Wednesday, April 28, 1999 Published at 17:24 GMT 18:24 UK
Who's reading your e-mail?
By BBC News Online's Jonathan Duffy
The fate of Michael Simmonds is a timely reminder that when it comes to sending a top secret message, you can do a lot better than e-mail.
Mr Simmonds quit his job as the Conservative Party's director of membership after leaking a draft document which set out the opposition's break with its Thatcherite past.
Computer experts exposed him after scouring the hard drives of senior staff at the party's headquarters in Smith Square. Faced with concrete evidence, the Tory activist took it on the chin, and resigned.
It will be cold comfort to Mr Simmonds, but he is not the first to have been caught out this way. When it comes to trusting e-mail Oliver North, Bill Gates and Monica Lewinsky have all come a cropper.
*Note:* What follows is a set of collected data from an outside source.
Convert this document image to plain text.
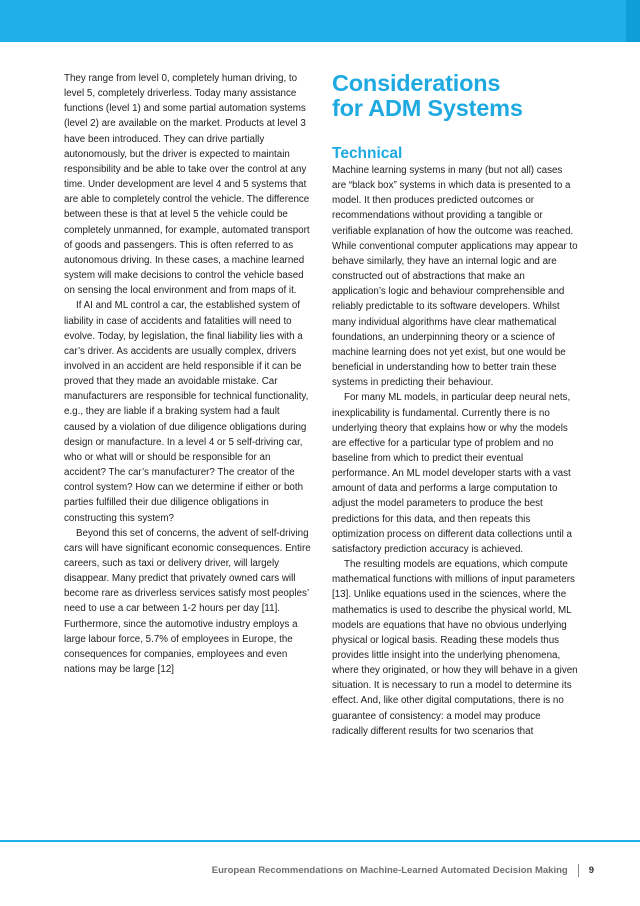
They range from level 0, completely human driving, to level 5, completely driverless. Today many assistance functions (level 1) and some partial automation systems (level 2) are available on the market. Products at level 3 have been introduced. They can drive partially autonomously, but the driver is expected to maintain responsibility and be able to take over the control at any time. Under development are level 4 and 5 systems that are able to completely control the vehicle. The difference between these is that at level 5 the vehicle could be completely unmanned, for example, automated transport of goods and passengers. This is often referred to as autonomous driving. In these cases, a machine learned system will make decisions to control the vehicle based on sensing the local environment and from maps of it.

If AI and ML control a car, the established system of liability in case of accidents and fatalities will need to evolve. Today, by legislation, the final liability lies with a car’s driver. As accidents are usually complex, drivers involved in an accident are held responsible if it can be proved that they made an avoidable mistake. Car manufacturers are responsible for technical functionality, e.g., they are liable if a braking system had a fault caused by a violation of due diligence obligations during design or manufacture. In a level 4 or 5 self-driving car, who or what will or should be responsible for an accident? The car’s manufacturer? The creator of the control system? How can we determine if either or both parties fulfilled their due diligence obligations in constructing this system?

Beyond this set of concerns, the advent of self-driving cars will have significant economic consequences. Entire careers, such as taxi or delivery driver, will largely disappear. Many predict that privately owned cars will become rare as driverless services satisfy most peoples’ need to use a car between 1-2 hours per day [11]. Furthermore, since the automotive industry employs a large labour force, 5.7% of employees in Europe, the consequences for companies, employees and even nations may be large [12]

Considerations
for ADM Systems
Technical

Machine learning systems in many (but not all) cases are “black box” systems in which data is presented to a model. It then produces predicted outcomes or recommendations without providing a tangible or verifiable explanation of how the outcome was reached. While conventional computer applications may appear to behave similarly, they have an internal logic and are constructed out of abstractions that make an application’s logic and behaviour comprehensible and reliably predictable to its software developers. Whilst many individual algorithms have clear mathematical foundations, an underpinning theory or a science of machine learning does not yet exist, but one would be beneficial in understanding how to better train these systems in predicting their behaviour.

For many ML models, in particular deep neural nets, inexplicability is fundamental. Currently there is no underlying theory that explains how or why the models are effective for a particular type of problem and no baseline from which to predict their eventual performance. An ML model developer starts with a vast amount of data and performs a large computation to adjust the model parameters to produce the best predictions for this data, and then repeats this optimization process on different data collections until a satisfactory prediction accuracy is achieved.

The resulting models are equations, which compute mathematical functions with millions of input parameters [13]. Unlike equations used in the sciences, where the mathematics is used to describe the physical world, ML models are equations that have no obvious underlying physical or logical basis. Reading these models thus provides little insight into the underlying phenomena, where they originated, or how they will behave in a given situation. It is necessary to run a model to determine its effect. And, like other digital computations, there is no guarantee of consistency: a model may produce radically different results for two scenarios that

European Recommendations on Machine-Learned Automated Decision Making 9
And Bill Gates, who - one might think - should have known better, came to eat his words after saying in 1994 "our e-mail is completely secure". Almost five years later, during the Microsoft anti-trust trial, he claimed not to remember asking in e-mail: "Do we have a clear plan ... to undermine Sun?"
Police officer Laurence Powell, implicated in the 1991 beating of Rodney King, is another who found his electronic missive came back to haunt him. Those exact words were: "Oops, I haven't beaten anyone this bad in a long time."
Andy Mulholland, of the computer services consultancy Cap Gemini, calls it a "cultural problem". Like the telephone and postal service before, people have yet to the realise the full risks of e-mail communication.
"If you were going to write a sensitive note to the chief executive of your employer would you put it in an 'internal mail' envelope, with the flap folded and not sealed, and then leave it at the end of the room to be picked up?
"One of several things could go wrong," says Mr Mulholland, summoning forth scenarios involving nosey colleagues, post room mishaps, wrong delivery or the note dropping out of the envelope.
"In an equivalent way, all of these things can happen with e-mail." Considering that more than 10 million people in Britain used the Internet in 1998, it starts to look like a potentially big problem.
Using a web-based e-mail account is certainly a much safer way of sending sensitive messages if you don't want your employer to find out.
Encryption is another answer. But only five to 10% of all electronic messages sent over the Internet are encrypted.
Checks in place?
The weak-link is the e-mail server. While most big companies and Internet service providers will build in checks and balances to stop a system administrator dipping in willy-nilly to read confidential mails, this is less likely in smaller businesses.
"You can buy a server from the local PC company, install it in the office quite easily. But you forget that [the system administrator] has actually got the 'key'."
Software can also threaten confidentiality, and not just for small companies. The UK government was left a little red-faced earlier this week when an extensive test into its e-mail sites threw up some worrying results.
The five-month test by NTA Monitor revealed possible confidentiality problems among almost half the government's 345 e-mail servers. The reason - outdated software.
It sounds alarming, says NTA security services manager Deri Jones, but is actually on a par with online security surveys in the commercial sector.
The trouble with old software is that hackers know its flaws and can play on them to crash a system or access confidential e-mail messages.
"Some of the more organised hacking communities are keeping an eye out for these things and go and target sites that are using the old programmes. In some cases they could actually take control of a mail server and then delve in to read e-mails."
It all sounds highly technical, but when it comes to tightening security, e-mailers should first guard against human error, says Andy Mulholland.
"The most regular way people get caught out is by their own fault - mistakenly sending copies, or not addressing their mails correctly or simply hitting the wrong key and sending a copy when they don't mean to."